To find the most accurate value of your home, you will need to have an appraiser look at the house and the property. You will need to pay the appraiser, though; sometimes, it costs as much as $400 or more.

Home Equity Financing Alternatives

Home equity is not your only option when borrowing money and getting financing. You can also consider one of the following.

  • Credit cards. These often give you quick access to money, but the interest rate is higher. You don’t need to own a home to get a credit card.

  • Personal loans. Sometimes personal loans have lower fees and faster approval than a home equity loan. You also don’t need to use collateral for a personal loan. They do not have tax rates like home equity loans, though.

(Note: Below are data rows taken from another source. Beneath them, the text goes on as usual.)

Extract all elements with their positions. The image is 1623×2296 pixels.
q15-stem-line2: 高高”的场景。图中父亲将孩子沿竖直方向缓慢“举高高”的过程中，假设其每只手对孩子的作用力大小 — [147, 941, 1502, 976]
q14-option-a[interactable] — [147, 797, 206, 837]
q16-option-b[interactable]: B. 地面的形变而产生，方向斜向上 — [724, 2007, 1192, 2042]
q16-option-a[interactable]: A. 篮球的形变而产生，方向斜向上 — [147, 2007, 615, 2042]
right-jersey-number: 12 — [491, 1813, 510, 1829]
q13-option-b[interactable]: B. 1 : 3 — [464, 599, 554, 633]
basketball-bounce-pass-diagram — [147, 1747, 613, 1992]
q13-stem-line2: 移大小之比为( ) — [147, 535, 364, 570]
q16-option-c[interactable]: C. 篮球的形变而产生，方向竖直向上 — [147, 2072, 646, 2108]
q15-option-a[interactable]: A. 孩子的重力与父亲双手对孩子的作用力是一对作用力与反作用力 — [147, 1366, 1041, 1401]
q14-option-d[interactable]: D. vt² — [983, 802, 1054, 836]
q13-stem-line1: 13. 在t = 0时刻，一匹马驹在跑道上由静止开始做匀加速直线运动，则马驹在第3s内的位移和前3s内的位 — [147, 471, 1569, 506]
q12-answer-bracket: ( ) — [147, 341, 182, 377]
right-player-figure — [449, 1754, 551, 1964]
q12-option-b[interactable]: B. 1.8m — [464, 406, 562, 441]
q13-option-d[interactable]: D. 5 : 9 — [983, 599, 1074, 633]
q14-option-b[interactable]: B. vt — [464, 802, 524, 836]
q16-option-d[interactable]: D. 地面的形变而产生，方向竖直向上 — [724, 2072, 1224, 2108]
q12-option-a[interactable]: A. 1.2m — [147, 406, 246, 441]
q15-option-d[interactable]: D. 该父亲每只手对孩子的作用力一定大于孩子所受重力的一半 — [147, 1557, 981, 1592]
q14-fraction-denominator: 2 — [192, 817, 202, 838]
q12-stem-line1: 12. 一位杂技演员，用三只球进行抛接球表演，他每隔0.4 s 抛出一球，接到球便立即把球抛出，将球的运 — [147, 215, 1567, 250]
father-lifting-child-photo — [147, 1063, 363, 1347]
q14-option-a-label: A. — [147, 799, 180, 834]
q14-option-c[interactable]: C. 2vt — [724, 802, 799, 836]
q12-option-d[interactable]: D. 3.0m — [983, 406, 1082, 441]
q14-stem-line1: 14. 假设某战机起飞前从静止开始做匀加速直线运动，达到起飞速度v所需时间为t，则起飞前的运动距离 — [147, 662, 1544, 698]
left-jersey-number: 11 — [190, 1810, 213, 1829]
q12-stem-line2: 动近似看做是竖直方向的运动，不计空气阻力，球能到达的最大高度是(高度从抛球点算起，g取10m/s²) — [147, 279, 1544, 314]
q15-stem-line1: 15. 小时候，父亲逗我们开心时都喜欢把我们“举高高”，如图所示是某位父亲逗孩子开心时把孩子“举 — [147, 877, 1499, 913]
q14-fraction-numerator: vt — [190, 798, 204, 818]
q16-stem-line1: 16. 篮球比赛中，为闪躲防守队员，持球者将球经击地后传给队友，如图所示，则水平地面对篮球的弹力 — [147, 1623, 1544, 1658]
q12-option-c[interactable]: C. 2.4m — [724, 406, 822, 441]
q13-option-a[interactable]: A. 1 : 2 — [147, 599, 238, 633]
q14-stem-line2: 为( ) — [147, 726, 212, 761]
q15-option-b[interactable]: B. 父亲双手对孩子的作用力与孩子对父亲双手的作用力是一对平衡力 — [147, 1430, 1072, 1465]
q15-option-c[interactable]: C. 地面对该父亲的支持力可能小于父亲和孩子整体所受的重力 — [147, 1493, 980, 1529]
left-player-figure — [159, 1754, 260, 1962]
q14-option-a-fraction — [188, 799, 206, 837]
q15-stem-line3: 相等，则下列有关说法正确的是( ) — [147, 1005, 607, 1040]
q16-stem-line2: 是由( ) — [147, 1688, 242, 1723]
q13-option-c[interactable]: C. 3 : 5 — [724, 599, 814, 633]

  • Home improvement loans. You can take out a home improvement loan if you need financing for a home renovation or project. You can usually get these even if you have no home equity.

How To Build Home Equity

As you pay down your mortgage, you will naturally be able to build equity in your home. This is because it’s increasing in value, and your mortgage loan is decreasing. There are a few other ways you can build value in your home as well:

  • Make renovations to your home. Large-scale renovations will be hard when you cannot afford them, but small renovations can usually be done by tapping into the equity of your home.

  • Pay more than the minimum balance of your loan. If you can afford to, consider paying down your monthly mortgage quicker. You can even pay every two weeks instead of every month if you can.

  • Get a new home appraisal. Make sure you are getting appraisals regularly so that you always know the value of your home. This can also encourage you to make changes when needed if the value of your home is going down or staying the same.

Summary

Learning how to get equity out of your home can help finance a home improvement project or even something big like college tuition for a child, you can tap into your home’s equity. Most people can access the equity in their home through home equity loans, home equity lines of credit, or cash-out refinancing.